Easy, smart irrigation

It's often difficult to know exactly how much water you're applying to your lawn and how much irrigation it really needs. Consequently, you may water too much or too little. The State Climate Office of North Carolina and N.C. State University's Department of Crop Science have teamed up to provide a free, online service that will tell you, based on where you live and current weather conditions, how much water your lawn needs at a given time.

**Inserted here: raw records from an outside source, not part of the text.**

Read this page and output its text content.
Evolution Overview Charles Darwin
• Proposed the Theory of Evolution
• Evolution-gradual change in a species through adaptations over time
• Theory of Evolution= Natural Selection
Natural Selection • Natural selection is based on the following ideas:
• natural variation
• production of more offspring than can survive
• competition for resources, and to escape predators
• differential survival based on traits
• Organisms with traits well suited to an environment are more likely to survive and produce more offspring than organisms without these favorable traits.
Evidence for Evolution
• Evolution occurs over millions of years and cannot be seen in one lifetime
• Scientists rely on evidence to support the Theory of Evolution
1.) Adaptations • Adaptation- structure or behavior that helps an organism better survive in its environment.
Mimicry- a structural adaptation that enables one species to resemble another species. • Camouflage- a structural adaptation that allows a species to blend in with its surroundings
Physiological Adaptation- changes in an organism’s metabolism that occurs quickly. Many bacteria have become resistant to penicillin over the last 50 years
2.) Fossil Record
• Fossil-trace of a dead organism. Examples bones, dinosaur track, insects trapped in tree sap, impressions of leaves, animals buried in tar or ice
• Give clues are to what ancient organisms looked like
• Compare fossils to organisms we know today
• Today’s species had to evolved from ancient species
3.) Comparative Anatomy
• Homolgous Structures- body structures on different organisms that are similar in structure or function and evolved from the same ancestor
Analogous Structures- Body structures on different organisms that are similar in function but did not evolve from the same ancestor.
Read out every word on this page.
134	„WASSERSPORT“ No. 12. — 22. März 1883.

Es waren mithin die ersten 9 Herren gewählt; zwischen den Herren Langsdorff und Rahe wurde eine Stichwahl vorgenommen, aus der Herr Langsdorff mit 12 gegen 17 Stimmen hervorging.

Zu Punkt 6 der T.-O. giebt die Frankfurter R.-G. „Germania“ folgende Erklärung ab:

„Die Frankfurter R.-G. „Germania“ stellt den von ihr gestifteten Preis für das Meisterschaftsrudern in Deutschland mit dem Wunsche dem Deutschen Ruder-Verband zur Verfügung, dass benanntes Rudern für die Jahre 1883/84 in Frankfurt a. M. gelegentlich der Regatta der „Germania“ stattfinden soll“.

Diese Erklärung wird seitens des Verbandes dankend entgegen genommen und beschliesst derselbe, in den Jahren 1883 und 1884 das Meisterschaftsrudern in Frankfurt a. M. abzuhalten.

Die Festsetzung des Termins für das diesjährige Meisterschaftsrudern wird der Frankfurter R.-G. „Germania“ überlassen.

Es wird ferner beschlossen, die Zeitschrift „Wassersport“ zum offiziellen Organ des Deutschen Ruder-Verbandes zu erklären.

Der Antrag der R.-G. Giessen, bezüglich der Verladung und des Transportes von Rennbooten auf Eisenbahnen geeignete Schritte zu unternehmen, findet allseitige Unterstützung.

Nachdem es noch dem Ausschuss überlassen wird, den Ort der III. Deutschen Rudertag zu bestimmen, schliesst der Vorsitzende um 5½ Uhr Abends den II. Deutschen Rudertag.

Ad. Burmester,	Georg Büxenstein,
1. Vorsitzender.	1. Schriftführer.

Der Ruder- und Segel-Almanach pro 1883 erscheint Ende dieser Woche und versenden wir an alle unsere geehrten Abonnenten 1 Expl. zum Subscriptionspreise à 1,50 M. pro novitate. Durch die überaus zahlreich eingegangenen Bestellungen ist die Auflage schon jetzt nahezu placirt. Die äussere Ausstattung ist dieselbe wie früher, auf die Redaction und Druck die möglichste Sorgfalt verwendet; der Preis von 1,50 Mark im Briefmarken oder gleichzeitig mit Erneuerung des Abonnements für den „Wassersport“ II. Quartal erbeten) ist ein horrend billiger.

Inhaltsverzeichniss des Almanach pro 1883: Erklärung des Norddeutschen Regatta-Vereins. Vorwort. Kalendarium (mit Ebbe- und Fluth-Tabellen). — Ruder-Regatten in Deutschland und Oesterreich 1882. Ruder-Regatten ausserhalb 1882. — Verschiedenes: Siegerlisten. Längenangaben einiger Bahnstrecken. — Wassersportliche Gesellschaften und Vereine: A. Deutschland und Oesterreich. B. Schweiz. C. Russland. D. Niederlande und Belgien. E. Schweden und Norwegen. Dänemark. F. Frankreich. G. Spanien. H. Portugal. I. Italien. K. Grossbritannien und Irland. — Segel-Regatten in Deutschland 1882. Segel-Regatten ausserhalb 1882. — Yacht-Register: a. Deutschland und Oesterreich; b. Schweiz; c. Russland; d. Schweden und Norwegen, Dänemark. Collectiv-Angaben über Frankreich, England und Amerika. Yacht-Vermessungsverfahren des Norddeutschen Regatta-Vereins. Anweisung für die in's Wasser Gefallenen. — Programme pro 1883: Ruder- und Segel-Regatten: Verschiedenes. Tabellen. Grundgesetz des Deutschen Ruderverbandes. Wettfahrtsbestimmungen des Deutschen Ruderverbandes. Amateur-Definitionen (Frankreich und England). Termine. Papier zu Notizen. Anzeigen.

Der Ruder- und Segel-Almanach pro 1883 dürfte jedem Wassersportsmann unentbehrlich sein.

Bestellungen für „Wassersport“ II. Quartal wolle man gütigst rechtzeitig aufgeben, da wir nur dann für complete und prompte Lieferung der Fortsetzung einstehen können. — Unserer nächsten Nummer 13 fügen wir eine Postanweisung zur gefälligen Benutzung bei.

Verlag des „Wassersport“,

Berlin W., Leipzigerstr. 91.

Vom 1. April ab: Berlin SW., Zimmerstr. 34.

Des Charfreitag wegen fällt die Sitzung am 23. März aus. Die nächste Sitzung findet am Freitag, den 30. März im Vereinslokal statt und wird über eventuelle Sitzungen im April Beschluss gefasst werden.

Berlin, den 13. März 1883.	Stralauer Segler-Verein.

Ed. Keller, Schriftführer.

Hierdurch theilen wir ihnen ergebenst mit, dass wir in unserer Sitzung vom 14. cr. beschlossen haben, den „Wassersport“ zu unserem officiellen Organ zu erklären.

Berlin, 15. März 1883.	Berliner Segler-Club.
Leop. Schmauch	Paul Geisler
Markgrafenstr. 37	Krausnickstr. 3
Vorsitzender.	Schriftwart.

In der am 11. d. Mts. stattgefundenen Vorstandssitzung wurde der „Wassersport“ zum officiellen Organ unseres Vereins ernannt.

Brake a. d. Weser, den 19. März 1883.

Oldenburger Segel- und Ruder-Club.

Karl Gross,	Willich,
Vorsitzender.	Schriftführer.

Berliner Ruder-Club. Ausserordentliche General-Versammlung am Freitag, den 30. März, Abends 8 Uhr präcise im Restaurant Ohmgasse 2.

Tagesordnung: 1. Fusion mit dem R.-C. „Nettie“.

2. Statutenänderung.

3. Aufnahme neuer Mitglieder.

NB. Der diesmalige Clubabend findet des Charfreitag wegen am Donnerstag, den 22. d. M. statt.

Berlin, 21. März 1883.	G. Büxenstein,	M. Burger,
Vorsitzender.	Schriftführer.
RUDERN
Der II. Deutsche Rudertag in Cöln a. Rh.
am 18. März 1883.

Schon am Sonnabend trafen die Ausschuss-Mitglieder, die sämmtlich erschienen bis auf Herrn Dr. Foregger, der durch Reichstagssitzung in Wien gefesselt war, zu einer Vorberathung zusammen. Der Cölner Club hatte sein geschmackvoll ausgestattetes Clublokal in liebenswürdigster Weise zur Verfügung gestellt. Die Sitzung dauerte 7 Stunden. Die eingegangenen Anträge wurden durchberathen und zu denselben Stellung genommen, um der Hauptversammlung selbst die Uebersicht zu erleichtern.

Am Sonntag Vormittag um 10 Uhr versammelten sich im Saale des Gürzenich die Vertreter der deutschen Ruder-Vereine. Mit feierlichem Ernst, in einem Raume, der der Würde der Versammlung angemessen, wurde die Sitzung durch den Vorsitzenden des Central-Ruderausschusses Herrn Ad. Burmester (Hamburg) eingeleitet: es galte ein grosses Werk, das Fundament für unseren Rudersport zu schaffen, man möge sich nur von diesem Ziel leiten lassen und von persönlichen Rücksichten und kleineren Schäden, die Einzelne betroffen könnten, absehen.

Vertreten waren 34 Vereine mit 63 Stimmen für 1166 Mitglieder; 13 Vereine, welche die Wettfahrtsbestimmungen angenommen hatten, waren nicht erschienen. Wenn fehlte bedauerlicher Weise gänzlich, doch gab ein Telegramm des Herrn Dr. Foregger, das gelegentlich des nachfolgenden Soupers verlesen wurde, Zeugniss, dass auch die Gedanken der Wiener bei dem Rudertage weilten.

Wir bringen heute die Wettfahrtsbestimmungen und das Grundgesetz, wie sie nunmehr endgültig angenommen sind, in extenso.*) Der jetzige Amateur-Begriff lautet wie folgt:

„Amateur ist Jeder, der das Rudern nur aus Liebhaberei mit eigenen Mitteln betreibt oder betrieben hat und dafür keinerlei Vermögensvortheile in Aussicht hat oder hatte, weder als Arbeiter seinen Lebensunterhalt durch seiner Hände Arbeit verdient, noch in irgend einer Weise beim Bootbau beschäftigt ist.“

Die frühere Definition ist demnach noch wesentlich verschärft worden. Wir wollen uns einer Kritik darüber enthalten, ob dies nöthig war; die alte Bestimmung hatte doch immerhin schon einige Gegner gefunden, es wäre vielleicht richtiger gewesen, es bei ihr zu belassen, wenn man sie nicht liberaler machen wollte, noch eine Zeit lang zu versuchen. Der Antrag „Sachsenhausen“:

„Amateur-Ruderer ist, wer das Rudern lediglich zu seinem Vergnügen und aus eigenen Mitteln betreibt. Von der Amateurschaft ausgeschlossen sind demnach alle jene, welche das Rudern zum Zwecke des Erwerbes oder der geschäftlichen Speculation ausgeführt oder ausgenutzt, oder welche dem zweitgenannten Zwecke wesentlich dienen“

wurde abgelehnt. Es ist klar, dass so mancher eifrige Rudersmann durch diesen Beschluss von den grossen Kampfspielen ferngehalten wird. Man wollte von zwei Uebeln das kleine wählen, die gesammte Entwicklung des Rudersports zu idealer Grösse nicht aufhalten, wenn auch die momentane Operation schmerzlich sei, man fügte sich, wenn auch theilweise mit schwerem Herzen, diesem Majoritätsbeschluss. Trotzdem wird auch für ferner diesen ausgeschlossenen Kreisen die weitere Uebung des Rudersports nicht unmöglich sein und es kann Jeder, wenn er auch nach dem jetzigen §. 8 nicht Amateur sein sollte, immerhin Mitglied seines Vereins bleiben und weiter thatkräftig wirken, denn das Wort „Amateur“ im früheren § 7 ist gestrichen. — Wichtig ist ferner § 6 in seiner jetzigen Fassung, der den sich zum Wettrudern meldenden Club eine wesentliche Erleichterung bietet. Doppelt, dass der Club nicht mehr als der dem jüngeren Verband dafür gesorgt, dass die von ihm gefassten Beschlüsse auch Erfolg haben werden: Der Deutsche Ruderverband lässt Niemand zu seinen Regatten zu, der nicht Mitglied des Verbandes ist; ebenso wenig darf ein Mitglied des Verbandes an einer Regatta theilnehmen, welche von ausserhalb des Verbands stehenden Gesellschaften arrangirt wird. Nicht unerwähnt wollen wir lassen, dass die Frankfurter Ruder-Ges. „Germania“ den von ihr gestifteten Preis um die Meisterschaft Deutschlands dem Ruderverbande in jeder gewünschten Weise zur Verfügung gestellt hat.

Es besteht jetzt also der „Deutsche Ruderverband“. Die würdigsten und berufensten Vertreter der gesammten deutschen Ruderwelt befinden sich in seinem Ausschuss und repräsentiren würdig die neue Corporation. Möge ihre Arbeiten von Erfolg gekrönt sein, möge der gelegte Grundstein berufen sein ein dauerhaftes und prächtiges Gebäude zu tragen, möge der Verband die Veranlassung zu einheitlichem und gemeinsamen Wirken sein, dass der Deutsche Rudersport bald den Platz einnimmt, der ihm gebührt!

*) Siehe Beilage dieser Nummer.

The interactive system walks you through an account setup by asking a few simple questions about the type of grass, soil and irrigation method you have. It then calculates the amount of irrigation you need and keeps a diary for you of when and how much water you use. When you enter your address, climate information is retrieved from the closest weather station that is part of the N.C. Climate Retrieval and Observations Network of the Southeast. The irrigation needed by your turf is then calculated based on recent weather conditions, including precipitation and evaporation. Then the system tells you, in number of minutes, how long to water your lawn. Using the Turf Irrigation Management System guidelines can result in at least a 25 percent decrease in your water usage, helping you maintain a healthier lawn. To sign up, visit www.turffiles.ncsu.edu/tims.

Hort Shorts

  • A plant that is drought-tolerant still needs regular watering until it gets settled in. Don't waterlog, but make sure water soaks into the root zone.
  • For an edible cover crop, plant bush beans in bare spots to enrich the soil.
  • Pinch back blooms of annuals like petunias and marigolds after planting. This will allow plants to expend more energy getting roots established and will promote branching of stems and fuller flowering.
  • Leave seed heads on some or all of your coneflowers, and you'll be visited later in the season by scores of goldfinches.